Mochudi Resource Centre for the Blind

     The other day I had the opportunity to accompany KuKus, Potloko and Twila to Mochudi Resource Centre for the Blind.  My first impression was that it was a school for blind children.  When we arrived, my impression was smashed.  This centre is not a school for blind children.  It is a home for unwanted blind and disabled children.  Some children were blind, some were disabled, and some were both.  I sat in the cafeteria as the children got off the bus, went to their rooms to deposit their books and then returned to the cafeteria where they ate a meal of chicken, vegetables and mase.   It is common for this meal to be eaten without cutlery, just with the hand.  I watched children with a disability lead other children who were blind, into the cafeteria.  These kids supported each other as there were little staff and their parents literally didnt want them.  
    There was no hiding their disabilities.  I looked into their eyes and saw the making or what should be a usable eye but only a replica of an eye with colourless pupils could be found.  They felt their way around touching each other to see who it was they were sitting beside.  
    The ground outside was not flat.  Bumps in the driveway and stairs everywhere, the children helped each other around and kept themselves busy with one thing or another.  While Potloko was outside teaching the older students, I went and observed.  Potloko has worked with these kids for something like 7 years now.  The children respect her very much and sat and listened as each one shared what they did over the holidays.  There were roughly 15-20 kids in here group.  A younger boy came walking, on all fours, up the car ramp I was sitting on.  His knees looked sore and raw from the obvious falls he had taken in recent days.  No one to care for his wounds but the staff of the centre.
     Many of the children were not dumb, some could also speak some English in addition to their Setswana.  From the workers that I saw, two of them were disabled themselves.  One ladies left leg seemed shorter, painful and less respondent than the other as she favoured it and aided each step with her hand.  The other had a spine that was so over bent that it looked like she was pregnant.  Her spine pushed her stomach out so much that if it were straightened, she would certainly grown 4 inches.  Yet they both served with a smile.
    Not that I want to turn this around on myself but I walked away from there a more humble man.  How blessed am I to be loved by family and friends and to be fully capable of functioning "normally" in society.  This is not the first time I have encountered unwanted children.  Twila commented to a lady, at the airport, that her children were adorable.  She responded with: "Do you want one?  No take this one, he is better".  Also Corine has been working in the Day Care centre for 5 years now.  A woman whos children have gone through the Day Care just had another child.  She asked her children what she should name the new born girl.  They said Corine, after their favourite teacher.  Corine was kind of honoured by this until she visited the family to congratulate them and to see the baby.  It was then that the mother asked if Corine wanted the child.  The mother wanted Corine to adopt the child.  I guess this is not uncommon in Canada.  Social services, foster homes, group homes and etc. are never without children.  Although I recognize that many factors make up this reality.

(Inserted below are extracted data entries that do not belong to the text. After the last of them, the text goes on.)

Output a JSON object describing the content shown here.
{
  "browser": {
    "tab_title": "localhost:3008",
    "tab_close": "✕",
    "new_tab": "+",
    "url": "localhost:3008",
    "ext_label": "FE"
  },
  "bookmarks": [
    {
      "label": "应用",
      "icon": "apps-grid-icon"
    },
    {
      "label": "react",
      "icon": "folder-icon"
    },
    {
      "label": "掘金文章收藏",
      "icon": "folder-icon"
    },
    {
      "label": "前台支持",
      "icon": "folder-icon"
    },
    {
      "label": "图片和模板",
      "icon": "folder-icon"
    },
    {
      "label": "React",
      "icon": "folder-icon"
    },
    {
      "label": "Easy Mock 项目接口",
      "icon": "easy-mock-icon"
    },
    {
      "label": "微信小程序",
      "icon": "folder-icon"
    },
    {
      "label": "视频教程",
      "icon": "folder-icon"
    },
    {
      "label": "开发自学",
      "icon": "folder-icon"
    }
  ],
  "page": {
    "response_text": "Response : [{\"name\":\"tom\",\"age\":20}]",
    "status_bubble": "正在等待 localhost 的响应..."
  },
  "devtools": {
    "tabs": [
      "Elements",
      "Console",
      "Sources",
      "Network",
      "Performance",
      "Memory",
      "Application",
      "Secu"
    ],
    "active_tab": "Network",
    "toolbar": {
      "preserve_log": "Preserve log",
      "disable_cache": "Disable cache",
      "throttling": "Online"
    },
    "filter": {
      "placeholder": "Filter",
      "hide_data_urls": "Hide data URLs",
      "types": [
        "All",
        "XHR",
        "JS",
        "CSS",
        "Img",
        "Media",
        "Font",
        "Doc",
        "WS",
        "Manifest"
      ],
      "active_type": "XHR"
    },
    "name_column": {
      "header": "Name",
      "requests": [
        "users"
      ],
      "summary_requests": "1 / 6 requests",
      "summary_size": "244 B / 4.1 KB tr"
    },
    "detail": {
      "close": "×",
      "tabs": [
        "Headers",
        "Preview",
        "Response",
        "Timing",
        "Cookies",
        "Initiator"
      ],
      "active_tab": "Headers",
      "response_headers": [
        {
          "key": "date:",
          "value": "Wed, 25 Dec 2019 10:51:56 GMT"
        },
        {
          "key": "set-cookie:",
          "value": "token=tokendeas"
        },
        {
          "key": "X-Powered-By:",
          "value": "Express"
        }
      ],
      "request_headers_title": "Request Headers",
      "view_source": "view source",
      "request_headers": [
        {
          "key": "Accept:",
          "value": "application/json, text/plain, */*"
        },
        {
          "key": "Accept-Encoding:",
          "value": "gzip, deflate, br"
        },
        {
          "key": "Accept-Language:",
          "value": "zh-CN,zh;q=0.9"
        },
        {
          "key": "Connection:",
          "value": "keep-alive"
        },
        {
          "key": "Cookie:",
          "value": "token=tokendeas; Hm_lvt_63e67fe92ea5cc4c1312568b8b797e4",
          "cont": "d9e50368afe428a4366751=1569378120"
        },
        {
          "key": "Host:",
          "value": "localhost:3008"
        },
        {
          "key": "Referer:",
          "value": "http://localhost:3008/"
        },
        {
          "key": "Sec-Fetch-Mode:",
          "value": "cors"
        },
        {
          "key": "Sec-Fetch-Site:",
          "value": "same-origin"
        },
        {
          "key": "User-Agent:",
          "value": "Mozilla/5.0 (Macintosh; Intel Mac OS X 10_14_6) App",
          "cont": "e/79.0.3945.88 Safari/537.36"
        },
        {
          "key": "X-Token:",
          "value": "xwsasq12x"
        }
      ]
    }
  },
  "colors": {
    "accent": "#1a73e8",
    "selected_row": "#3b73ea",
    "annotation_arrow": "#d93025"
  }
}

    I have been realizing how we view other countries as so impoverished or even sometimes inherently evil yet we fail to recognize that what is prevalent in other countries is prevalent in our own.  Take for example the issue of AID's.  I know a man in Botswana that is funded for AID's research by Harvard University.  He told me that awareness is out there.  There is no excuse to continue the behaviour.  The people of Botswana are fully aware of the risks, causes and outcomes.  Yet they continue to such a degree that the government is considering setting a date for AID's treatment to cease.  If they set the date, everyone who is previously registered as needing treatment will continue to be treated but those who contract the disease after the date will be denied.  Yes, there are many faults with this but it is a hope to shock the people into action because the financial strain on the government by AID's treatment is more than can be sustained.
    Even the head of the leading group against AID's has 2 children out of wedlock.  They promote safe sex.  Does this not sound familiar to North America?  We do exactly the same.  We promote safe sex (a wishful hope), not keeping it in your pants until your married (a gaurantee).  Our people continue in promiscuity when they have all the information just like the people of Botswana.  People are people.  North America is no better than these people, we merely have the benefit of living off the benefits of the bountiful continent that our forefathers built.  Somehow, the presence of wealth makes the perversity of a situation SEEM less grotesque.